Jak przebiegał test?Przez pięć dni cztery załogi (kierowca i pilot) przemierzały trasy, które specjalnie wybrano do testu nawigacji. Codziennie, od poniedziałku do czwartku, każda z załóg jeździła z innym systemem nawigacyjnym. Dogrywka odbyła się ostatniego dnia, kiedy to testujący po raz ostatni mogli przemierzyć trasę z wybranym zestawem GPS.

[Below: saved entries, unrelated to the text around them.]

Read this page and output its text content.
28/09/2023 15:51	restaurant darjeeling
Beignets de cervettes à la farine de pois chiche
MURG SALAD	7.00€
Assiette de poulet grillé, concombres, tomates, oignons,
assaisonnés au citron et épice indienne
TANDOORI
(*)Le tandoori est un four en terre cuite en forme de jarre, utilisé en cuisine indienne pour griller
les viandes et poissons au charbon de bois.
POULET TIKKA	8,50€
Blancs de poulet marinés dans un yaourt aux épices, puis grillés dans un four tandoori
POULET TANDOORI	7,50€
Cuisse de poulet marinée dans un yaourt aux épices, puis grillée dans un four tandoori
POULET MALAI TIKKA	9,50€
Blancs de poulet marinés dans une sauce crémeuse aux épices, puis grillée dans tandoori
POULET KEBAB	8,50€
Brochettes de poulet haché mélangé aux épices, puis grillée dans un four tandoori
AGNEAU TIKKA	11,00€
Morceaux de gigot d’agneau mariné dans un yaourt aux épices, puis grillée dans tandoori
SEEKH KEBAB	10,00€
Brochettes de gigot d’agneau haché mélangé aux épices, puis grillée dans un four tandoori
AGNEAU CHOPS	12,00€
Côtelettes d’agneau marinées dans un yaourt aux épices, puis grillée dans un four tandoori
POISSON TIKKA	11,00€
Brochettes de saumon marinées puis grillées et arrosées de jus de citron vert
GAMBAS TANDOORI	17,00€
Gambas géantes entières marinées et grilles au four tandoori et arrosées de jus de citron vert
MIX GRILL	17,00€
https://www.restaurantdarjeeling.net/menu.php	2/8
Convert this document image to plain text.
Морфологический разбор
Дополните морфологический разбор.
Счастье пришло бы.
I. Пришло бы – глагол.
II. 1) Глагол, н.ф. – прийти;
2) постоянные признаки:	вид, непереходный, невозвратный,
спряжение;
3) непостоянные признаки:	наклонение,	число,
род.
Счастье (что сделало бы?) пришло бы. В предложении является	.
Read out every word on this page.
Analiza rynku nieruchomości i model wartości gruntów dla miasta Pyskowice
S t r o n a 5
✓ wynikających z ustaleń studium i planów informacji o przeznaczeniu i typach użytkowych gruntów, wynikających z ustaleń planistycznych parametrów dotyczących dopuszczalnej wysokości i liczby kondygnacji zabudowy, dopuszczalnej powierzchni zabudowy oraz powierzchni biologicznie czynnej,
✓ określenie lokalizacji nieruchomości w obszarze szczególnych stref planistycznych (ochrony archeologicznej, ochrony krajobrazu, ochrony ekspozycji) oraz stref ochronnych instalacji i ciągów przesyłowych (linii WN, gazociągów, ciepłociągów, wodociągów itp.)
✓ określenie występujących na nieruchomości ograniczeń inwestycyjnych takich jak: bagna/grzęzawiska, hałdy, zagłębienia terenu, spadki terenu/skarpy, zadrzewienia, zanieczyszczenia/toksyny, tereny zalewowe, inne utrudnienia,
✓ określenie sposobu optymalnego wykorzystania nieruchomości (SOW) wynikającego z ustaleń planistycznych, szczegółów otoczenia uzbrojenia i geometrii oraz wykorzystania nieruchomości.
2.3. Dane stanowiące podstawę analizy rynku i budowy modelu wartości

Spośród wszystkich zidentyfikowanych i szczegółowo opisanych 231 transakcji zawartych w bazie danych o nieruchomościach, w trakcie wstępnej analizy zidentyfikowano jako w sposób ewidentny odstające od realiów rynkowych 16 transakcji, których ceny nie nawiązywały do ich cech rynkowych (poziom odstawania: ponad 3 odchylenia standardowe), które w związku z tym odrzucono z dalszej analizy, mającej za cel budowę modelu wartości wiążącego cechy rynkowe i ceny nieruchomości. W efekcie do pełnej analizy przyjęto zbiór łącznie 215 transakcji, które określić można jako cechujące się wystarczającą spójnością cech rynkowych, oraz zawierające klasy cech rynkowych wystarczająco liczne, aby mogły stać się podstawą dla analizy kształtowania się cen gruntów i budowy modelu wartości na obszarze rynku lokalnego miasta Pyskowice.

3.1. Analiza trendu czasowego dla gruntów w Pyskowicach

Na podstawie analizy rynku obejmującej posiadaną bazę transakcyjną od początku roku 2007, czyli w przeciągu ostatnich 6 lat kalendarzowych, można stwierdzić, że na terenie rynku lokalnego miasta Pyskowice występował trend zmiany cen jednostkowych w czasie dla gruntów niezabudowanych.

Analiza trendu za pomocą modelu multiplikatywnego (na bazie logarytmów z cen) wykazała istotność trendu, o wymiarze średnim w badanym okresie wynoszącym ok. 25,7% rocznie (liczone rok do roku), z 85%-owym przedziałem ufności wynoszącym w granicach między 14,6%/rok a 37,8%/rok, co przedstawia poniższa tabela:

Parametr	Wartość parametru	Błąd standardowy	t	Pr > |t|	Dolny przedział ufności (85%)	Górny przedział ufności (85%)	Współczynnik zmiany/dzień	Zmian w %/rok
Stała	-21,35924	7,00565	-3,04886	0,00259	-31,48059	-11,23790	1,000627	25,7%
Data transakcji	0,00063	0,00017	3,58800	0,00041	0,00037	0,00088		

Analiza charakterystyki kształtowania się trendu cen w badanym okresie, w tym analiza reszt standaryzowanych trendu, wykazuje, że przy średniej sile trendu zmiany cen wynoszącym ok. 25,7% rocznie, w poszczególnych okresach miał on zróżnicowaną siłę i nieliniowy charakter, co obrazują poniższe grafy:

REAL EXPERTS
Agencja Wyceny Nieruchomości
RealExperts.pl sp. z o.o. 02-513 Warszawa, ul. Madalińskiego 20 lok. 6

Większość tras przygotowano tak, by trzeba było przejechać przez całe miasto, docierając do punktów pośrednich w jak najkrótszym czasie i możliwie jak najłatwiej. Codziennie do pokonania było ok. 30 km w godzinach popołudniowych, ale jeszcze przed porą szczytu. Wszystkie zestawy skonfigurowano tak, by wyznaczały trasę jak najszybszą. Ponadto w obu polskich programach uruchomiono funkcje pozyskiwania aktualizowanych na bieżąco danych o korkach. Podobny system dostępny jest także w Nokii, ale nie działa jeszcze w Polsce. Google jako jedyny z programów nie miał żadnej funkcji umożliwiającej otrzymywanie informacji o ruchu drogowym i innych zdarzeniach na trasie. W trakcie testu mierzono nie tylko czas przejazdu. Rejestrowano także sam przebieg tras, dzięki czemu później można było łatwo porównać przebyte drogi. Urządzenia monitorujące zapisały bowiem przebieg tras w formacie, który umożliwiał obejrzenie ich w popularnym programie Google Earth na komputerze.